Wenn man als Journalist nicht in ein System passt...

...dann hat man es auch mit Recherchen nicht leicht. Denn andere Berufsgruppen verhalten sich angepasst. Alles geht seinen Weg. Alles ist dokumentiert. Man ist in alle Richtungen abgesichert. Und warum sollte gerade in diesem einen Fall etwas passieren? - Ich will nachstehend nur einmal an realen Fällen (aber ohne Namensnennung, soweit es bestimmte Fabrikate betrifft) nachweisen, wie einem als Journalist die Zeit durch die Finger ringt. Eigentlich will man nur helfen. Und oft würde eine direkte Antwort auf eine Anfrage schon die Klärung bringen. Nur: es kommt keine Antwort. Man fragt nach. Und fragt nach. Man erhält Zwischenbescheide. Und die Zeit verrinnt. - Hinzu kommt, dass man als Einzelkämpfer keine Bedeutung hat. Wenn z.B. eine Springer-Zeitung anfragt... - Die "Behandlung" erfolgt z.T. nach Auflagenhöhe. - So dauert die Erledigung meiner Anfragen zum Teil Monate. - Aber wer stellt auch sonst so dumme Fragen? - Wen interessieren die Antworten ?

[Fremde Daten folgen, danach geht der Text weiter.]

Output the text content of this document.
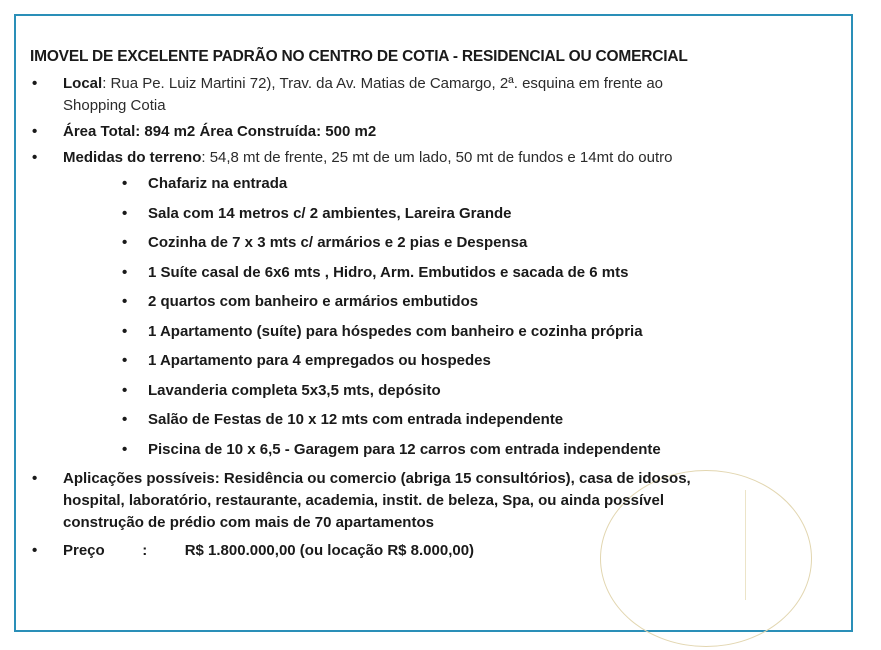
IMOVEL DE EXCELENTE PADRÃO NO CENTRO DE COTIA - RESIDENCIAL OU COMERCIAL
• Local: Rua Pe. Luiz Martini 72), Trav. da Av. Matias de Camargo, 2ª. esquina em frente ao
Shopping Cotia
• Área Total: 894 m2 Área Construída: 500 m2
• Medidas do terreno: 54,8 mt de frente, 25 mt de um lado, 50 mt de fundos e 14mt do outro
• Chafariz na entrada
• Sala com 14 metros c/ 2 ambientes, Lareira Grande
• Cozinha de 7 x 3 mts c/ armários e 2 pias e Despensa
• 1 Suíte casal de 6x6 mts , Hidro, Arm. Embutidos e sacada de 6 mts
• 2 quartos com banheiro e armários embutidos
• 1 Apartamento (suíte) para hóspedes com banheiro e cozinha própria
• 1 Apartamento para 4 empregados ou hospedes
• Lavanderia completa 5x3,5 mts, depósito
• Salão de Festas de 10 x 12 mts com entrada independente
• Piscina de 10 x 6,5 - Garagem para 12 carros com entrada independente
• Aplicações possíveis: Residência ou comercio (abriga 15 consultórios), casa de idosos,
hospital, laboratório, restaurante, academia, instit. de beleza, Spa, ou ainda possível
construção de prédio com mais de 70 apartamentos
• Preço	:	R$ 1.800.000,00 (ou locação R$ 8.000,00)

Wer seinen Beruf ernst nimmt...

04-07-07/07. - ....der macht sich das Leben selber schwer. Man sollte seinen Beruf verwalten. Wie Pressestellen der Industrie das zum Beispiel tun. Fragt man da z.B. nach, was ein Satz Bremsklötze für ein von  den Kollegen hochgelobtes Bremssystem kostet, so erhält man umgehend die Antwort, dass man um eine Antwort bemüht sei. Und dann kommt die Antwort, dass - leider - die Ersatzteilpreise noch nicht kalkuliert seien. Aber natürlich sei man bemüht... -

Und nach wenigen Monaten weiß ich dann schon , dass ich mit meiner persönlichen Einschätzung richtig lag. Ein Satz Bremsbeläge (vorn + hinten) kostet (einschl. MWSt.) 2.204 Euro. - Aber so etwas scheint niemanden zu interessieren. Man findet solche Angaben auch nicht in Pressemitteilungen. - Aber das System ist eine tolle Innovation. - Von den Kosten spricht niemand.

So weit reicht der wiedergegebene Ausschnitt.